The three main challenges of testing Salesforce, explained

John Gluck
Lauren Gibson
June 4, 2025

Q: What’s worse: doing your taxes or waiting at the DMV?

A: Testing Salesforce.

Your testers aren’t exaggerating. Testing Salesforce apps, whether manually or automated, is painstaking compared to testing other apps. Features like the shadow DOM and extremely configurable UIs aren’t just hard to test around, they affect how you build, run, and maintain tests at every level. 

Let’s break down where those challenges show up, why they matter, and how they push against automation strategies that work fine elsewhere.

Challenge 1: Salesforce’s DOM structure works against test reliability

Stable end-to-end tests depend on the ability to locate UI elements predictably. Salesforce makes that hard. Its DOM structure is massive, opaque, and constantly shifting based on user state or data. Test frameworks have to traverse DOMs that contain layers of templates, shadow roots, and conditionally rendered elements. That slows tests and raises the risk of failures from mismatches, over-matches, or elements that aren’t visible when needed—especially with XPath or dynamic selectors.

No access to static locators

QA engineers know that the most reliable way to identify elements in a test is with custom attributes like data-testid. These attributes are static, uniquely scoped, and decoupled from layout changes—ideal for automation.

But Salesforce doesn’t expose them. Most of its DOM elements are generated dynamically, and developers don’t have a way to inject persistent IDs or test-specific attributes. That forces teams to rely on less stable fallback options.

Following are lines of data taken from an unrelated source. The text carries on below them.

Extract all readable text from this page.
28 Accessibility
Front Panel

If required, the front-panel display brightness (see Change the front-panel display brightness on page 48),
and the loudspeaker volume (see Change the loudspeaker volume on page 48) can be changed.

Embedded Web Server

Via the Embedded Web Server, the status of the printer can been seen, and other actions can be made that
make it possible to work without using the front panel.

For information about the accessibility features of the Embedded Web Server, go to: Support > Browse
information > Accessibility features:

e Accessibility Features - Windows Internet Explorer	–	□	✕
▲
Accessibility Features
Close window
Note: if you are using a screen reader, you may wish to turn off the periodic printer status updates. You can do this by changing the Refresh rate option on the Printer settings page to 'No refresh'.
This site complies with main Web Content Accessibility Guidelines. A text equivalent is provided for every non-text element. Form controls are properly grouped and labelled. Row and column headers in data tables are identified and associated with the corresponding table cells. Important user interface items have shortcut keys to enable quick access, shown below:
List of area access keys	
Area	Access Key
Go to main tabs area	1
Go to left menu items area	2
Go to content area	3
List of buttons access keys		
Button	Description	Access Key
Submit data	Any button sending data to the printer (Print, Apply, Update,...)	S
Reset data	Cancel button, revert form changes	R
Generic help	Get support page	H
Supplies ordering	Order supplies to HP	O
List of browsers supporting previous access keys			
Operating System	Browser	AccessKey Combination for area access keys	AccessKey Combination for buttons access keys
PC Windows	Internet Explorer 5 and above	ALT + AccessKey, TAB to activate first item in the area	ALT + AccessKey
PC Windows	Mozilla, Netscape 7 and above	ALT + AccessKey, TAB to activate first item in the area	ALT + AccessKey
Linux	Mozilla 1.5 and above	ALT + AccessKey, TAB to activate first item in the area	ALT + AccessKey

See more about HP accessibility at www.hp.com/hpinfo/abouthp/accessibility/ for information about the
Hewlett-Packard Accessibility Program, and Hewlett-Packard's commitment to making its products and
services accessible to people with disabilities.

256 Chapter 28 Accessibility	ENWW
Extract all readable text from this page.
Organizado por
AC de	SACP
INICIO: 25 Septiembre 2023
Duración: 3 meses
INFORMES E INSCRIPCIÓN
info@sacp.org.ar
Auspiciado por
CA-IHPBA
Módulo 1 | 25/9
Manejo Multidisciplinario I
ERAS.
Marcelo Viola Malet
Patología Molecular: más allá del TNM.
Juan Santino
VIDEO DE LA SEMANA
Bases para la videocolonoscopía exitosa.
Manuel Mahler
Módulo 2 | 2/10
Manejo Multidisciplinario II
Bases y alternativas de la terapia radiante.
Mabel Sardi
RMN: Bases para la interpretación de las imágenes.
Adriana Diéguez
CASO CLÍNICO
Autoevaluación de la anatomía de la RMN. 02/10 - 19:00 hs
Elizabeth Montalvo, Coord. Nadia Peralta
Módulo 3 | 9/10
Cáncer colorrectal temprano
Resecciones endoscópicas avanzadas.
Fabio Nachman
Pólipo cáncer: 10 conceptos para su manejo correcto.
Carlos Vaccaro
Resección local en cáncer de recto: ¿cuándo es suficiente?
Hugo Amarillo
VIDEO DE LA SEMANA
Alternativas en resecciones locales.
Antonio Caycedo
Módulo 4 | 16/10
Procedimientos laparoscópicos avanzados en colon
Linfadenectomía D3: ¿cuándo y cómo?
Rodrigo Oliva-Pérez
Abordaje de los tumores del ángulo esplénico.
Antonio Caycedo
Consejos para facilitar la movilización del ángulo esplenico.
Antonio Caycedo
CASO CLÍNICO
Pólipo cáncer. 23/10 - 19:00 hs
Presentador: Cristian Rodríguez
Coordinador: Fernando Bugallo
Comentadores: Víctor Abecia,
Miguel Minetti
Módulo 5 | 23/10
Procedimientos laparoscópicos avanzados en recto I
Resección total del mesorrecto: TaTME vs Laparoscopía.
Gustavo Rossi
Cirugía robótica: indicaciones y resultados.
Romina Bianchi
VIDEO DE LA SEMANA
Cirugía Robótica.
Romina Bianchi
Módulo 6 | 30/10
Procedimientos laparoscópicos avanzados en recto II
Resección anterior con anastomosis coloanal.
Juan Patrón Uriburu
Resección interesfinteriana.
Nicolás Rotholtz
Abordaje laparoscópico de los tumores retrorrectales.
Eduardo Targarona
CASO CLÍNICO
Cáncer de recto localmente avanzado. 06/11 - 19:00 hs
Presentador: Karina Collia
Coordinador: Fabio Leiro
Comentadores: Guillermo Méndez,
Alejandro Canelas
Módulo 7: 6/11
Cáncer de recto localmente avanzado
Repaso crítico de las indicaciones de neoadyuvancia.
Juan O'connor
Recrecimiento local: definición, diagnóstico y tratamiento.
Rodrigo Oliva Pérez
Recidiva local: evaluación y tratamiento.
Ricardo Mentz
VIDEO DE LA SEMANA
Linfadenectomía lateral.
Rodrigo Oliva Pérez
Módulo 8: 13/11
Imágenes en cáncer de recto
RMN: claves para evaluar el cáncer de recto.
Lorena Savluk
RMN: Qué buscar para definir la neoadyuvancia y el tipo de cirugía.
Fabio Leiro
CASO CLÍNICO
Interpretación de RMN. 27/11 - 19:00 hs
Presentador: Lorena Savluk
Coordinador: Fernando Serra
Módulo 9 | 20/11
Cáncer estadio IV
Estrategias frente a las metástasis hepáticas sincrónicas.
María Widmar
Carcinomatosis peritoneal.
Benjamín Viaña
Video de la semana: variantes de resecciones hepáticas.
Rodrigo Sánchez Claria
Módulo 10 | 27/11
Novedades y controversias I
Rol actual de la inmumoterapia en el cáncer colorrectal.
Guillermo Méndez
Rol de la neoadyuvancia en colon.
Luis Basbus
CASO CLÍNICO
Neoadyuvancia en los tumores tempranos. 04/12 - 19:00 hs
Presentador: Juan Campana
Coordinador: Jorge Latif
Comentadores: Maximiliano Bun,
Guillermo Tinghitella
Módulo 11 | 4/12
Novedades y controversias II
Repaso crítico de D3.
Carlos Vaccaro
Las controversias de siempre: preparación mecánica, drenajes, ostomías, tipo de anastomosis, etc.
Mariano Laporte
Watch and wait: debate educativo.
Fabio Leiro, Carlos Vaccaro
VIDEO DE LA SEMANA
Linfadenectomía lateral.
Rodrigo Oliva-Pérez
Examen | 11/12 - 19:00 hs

Ever-changing DOM makes it difficult to write stable CSS selectors

In typical web applications, CSS selectors are the second-best option. They can target elements based on tag names, classes, or hierarchy, and are generally fast to evaluate.

But Salesforce complicates that too. Elements built from managed packages or custom components often include auto-generated prefixes in their id or class attributes. These prefixes can differ between environments or updates, which means selectors have to change with each update on each environment. 

On top of that, Salesforce components are built from reusable templates. These templates can appear multiple times on a page, depending on the data, user role, or app state. That means the same selector might match several elements—each from a different instance of the template—causing tests to fail, take longer, or mask bugs.

XPath is a last resort and a maintenance trap

Without stable attributes or consistent structure, testers fall back to XPath, which is more flexible than CSS and can match elements based on text content or position. But that power comes with trade-offs.

XPath is slower to evaluate and more brittle. The more deeply nested the DOM, the longer it takes to traverse. Worse, XPath selectors are tightly coupled to the structure of the page, which means even minor layout shifts can break them.

In a typical application, XPath is the selector of last resort. In Salesforce, XPath is often the first. That reverses the usual maintenance curve. Instead of using XPath to cover edge cases, teams end up rebuilding XPath locators every time the UI moves.

Shadow DOMs and delayed rendering block element access

Many Salesforce components hide their internal structure using the shadow DOM. Legacy frameworks like Selenium don’t support accessing these elements and require additional libraries. Newer frameworks like Playwright support shadow DOM interaction natively, but switching frameworks is rarely easy for any team.

Salesforce often delays rendering until a component is scrolled into view or triggered by interaction. To handle that, your test needs to scroll or interact in just the right way to get the component to load where it’s expected, anticipating where the element will appear and setting up the conditions for it to render in the first place.

Challenge 2: Salesforce environments limit test speed and data reliability

Salesforce testing environments, sandboxes and scratch orgs, aren’t built for speed or stability. They’re designed for safety and isolation to protect production data, but they slow tests down and make realistic data harder to manage.  

Environments are under-provisioned by design

Salesforce sandboxes and scratch orgs run on shared infrastructure, with deliberately limited compute and memory allocation. They’re meant for internal development, not high-throughput automation.

As a result, the application responds more slowly, especially under load. Every action—navigation, form submission, query—takes longer, increasing test runtime and the likelihood of flakes in otherwise stable flows. 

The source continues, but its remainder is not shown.